I almost made it back home after leaving Concord at 6pm, and after dropping Milly off in Encino, but I was smart and instead pulled into a rest area at 1:30am, 36 miles short of Palm Springs. I was lucky to find an empty parking space where I became one of many, auto and truck drivers, reclined in our seats hoping to catch enough sleep to continue our journey. Two hours of fitfully napping, I pulled out of the rest area and headed home, still slapping my face to stay awake.

Me and my sponsor, Debbie.

Milly, Debbie's sponsor and Debbie.

Just another light show over the San Jacinto Range tonight.

Let there be light.


Two hours in Barnes & Nobel.

Each week I spend time in a bookstore reading what I always read – photography books.

Vince used to call where you spend money you don’t need to spend, leakage $$$. It’s emotional spending…..you know, if I buy ____ ___, I’ll feel better.

I’m sure glad I don’t spend $300 a month on books anymore. Right LR? You probably wish I were still into buying books rather than the expensive photo gear habit I have these days.

Tonight I used up the remaining Barnes & Nobel gift cards on the 2 photography books I bought and only had to pay an extra $21 out of pocket. Pretty good LR, right?

I’ve missed your comments LR and hope this blog will get your creative juices flowing. Sent from my Verizon Wireless BlackBerry


Packing and shooting.

Tomorrow I leave to spend the night in LA. Ray will be home to hold down the fort. Saturday morning I pick up Milly and we drive to Oakland for my sponsor Debbie’s 34th Birthday Brunch. There will be 36 of us.

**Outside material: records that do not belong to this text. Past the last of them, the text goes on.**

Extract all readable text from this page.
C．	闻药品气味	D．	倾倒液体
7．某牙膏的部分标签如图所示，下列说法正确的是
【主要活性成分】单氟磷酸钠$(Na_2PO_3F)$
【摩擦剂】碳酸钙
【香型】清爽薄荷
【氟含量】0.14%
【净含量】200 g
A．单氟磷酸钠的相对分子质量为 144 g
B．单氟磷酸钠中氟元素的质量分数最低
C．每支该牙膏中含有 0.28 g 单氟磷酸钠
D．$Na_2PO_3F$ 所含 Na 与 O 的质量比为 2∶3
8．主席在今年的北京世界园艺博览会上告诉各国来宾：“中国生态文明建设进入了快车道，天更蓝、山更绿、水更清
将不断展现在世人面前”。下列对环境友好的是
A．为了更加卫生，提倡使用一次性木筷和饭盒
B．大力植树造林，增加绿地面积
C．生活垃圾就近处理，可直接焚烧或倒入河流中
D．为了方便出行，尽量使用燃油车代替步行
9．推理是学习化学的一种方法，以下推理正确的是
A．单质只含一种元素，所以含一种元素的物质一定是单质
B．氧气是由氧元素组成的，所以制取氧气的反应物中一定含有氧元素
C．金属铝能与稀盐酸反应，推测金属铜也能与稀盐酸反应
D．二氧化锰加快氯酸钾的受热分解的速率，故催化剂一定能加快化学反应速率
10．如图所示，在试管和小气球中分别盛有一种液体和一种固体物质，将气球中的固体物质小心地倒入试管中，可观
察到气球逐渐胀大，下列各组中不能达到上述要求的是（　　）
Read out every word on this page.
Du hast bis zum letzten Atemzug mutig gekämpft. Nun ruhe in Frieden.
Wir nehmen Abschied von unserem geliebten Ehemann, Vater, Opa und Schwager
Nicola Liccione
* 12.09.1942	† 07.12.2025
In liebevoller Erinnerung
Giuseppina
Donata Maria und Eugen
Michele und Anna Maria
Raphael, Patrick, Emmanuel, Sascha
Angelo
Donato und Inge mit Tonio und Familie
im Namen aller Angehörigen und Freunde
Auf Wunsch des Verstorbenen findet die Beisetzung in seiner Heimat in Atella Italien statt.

Debbie asks that we all have a photograph taken with her. We take a group photo also. Each year I am the dedicated photographer. Hopefully this year some of what I have learned in the last year will contribute to making us all look beautimous. I am bringing off camera flash lighting equipment and a rhttp://www.lindajeffers.com/blog/2010/02/packing-and-shooting/eflector. Whether I use this equipment, that I’m not too comfortable using, is another story. I do enjoy the opportunity to practice and am grateful I have subjects to practice on. Someone else asked me to photograph her with her sponsees, after my friend Carol D. referred me as someone who likes to shoot people. Thanks Carol.

This photo of me, no make-up, no hair “do” and lots of old lady neck wrinkling, was one of many shots taken today, practicing with off camera flash lighting. Now I’m off to watch more of Zach Arias’ One Light DVD.

Self timed portrait (?), trying to learn off camera lighting.

Well I’ve committed to JJ, I will be backpacking along the PCT from the Mexican/California border home early April.
This photo is for JJ, Jeff, me and maybe (hoping) my BFFBBP. (best friends forever best backpacking partner, xx/oo)
I ran outside with my camera to shoot this shot when I realized I really hadn’t shot a photo I could post here today, except for the photo above, which I wasn’t orignially going to post. I figure posting the photo above is good for my ego deflation, so up it went too. Hey, I’m not my looks anymore, I’m so much more. tee hee.

For those of you who know this stretch of mountain, left side of photo begins with Fobes Saddle (5980′), next Spitler Peak, Apache Peak (7567′) (where the fire was last year), Antsell Rock (7679′), South Peak (7884′), Red Tahquitz (8738′), and on the far right behind trees is San Jacinto Peak (10,804′). This year is a high snow year so I don’t know if the PCT thru-hikers will be roading walking to Idyllwild or not.

4 shot pano of the peaks backpackers hike by along the PCT.

While I’m away without!!!!!!!!!!! my computer, I hope to practice blogging from my phone with a photo or two.